Billionaires, happiness and social cohesion

The latest Forbes rich list has just been published with Bill Gates coming top with a personal wealth of $86bn. The combined wealth of 2000 billionaires exceeds $7 trillion! I am not really sure what to make out of it. Are we supposed to admire these people for the amount of money they have accumulated or that we should be in owe of such wealth?  Far from it. There is really something seriously wrong when people are allowed to build such an incredible wealth. It is obscene when one man like Bill Gates has a personal wealth equivalent to the GDP of a country like Sudan (population 37 million), when the wealth of the richest 2000 people exceeds the combined GDPs of both the UK and Germany.

Source http://www.bbc.co.uk/news/business-39332823

This wealth comes at a time when there is ever more poverty and hunger in the world and we see people fleeing poor African countries risking their lives making perilous journeys to reach better places to improve their lot.

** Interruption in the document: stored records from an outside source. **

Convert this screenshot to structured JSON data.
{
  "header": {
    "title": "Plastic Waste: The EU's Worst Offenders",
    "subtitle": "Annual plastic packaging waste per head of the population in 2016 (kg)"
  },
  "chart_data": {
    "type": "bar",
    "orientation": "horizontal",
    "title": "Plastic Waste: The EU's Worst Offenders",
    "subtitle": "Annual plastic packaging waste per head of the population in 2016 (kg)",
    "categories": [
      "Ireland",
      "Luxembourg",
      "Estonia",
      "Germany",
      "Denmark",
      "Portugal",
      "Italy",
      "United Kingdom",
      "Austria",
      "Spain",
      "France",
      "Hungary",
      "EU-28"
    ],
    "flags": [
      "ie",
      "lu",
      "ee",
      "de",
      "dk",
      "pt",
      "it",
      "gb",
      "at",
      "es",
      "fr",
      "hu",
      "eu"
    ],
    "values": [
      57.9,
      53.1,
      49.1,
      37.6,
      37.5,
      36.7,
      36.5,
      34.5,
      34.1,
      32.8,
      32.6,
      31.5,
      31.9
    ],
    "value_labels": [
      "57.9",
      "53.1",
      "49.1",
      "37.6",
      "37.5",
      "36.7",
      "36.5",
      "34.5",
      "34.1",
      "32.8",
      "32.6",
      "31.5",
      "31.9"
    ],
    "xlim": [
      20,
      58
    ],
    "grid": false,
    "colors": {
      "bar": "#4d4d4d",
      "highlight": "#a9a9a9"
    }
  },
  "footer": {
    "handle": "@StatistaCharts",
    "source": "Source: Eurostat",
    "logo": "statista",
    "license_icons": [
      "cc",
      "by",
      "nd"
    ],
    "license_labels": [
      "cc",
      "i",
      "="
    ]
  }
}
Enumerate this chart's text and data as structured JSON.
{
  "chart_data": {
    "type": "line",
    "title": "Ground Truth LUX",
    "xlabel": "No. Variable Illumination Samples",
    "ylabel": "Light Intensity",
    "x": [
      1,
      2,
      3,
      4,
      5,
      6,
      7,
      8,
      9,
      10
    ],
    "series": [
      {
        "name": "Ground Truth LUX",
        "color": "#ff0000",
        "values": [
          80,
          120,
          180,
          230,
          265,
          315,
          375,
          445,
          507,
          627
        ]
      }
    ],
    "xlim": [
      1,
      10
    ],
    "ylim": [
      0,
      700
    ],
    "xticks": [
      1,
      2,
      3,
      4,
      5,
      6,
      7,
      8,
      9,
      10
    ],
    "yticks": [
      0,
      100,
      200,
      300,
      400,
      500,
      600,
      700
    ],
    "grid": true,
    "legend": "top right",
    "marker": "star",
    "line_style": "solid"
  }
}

Their miserable existence could easily be much improved if there was a more equitable distribution of wealth.

Interestingly here is a list of the six happiest countries:

Country        Rank
Norway             1
Denmark          2
Iceland             3
Switzerland     4
Finland             5
Netherlands    6

Source: http://worldhappiness.report/

And here is a list of the six countries with most billionaires:

Country  Billionaires
US              536
China         251
UK             120
Germany  120
India           84
Russia         77

Source:  https://en.wikipedia.org/wiki/The_World%27s_Billionaires

It is interesting to note that despite the abundance of billionaires in the above mentioned countries, none of the countries they belong to, appear in the top of the list of happy countries.

There is no doubt that over the last few decades the gap between rich countries and poor countries has been widening leading in part to the calamitous refugee situation that the world currently faces. But this gap is also widening between the have and have-nots in the rich countries themselves. There is definitely mounting disquiet in the western democracies manifesting itself as a rejection of the establishment, hence the UK Brexit vote and the election of Donald Trump in the US, both of which were results of social discontent, but unfortunately in my opinion the wrong results with unsettling consequences.

The world as a whole is moving into uncharted territory.  More than ever we need to be doubling our efforts to arrive at more equitable solutions to the distribution of wealth. The accumulation of vast fortunes in the hands of the few is doing nothing but stoking problems for the future. Now it is the time to start by attaching a warning to big wealth. Being a billionaire is nothing to be proud of, it is anti-social and is harmful to social cohesion.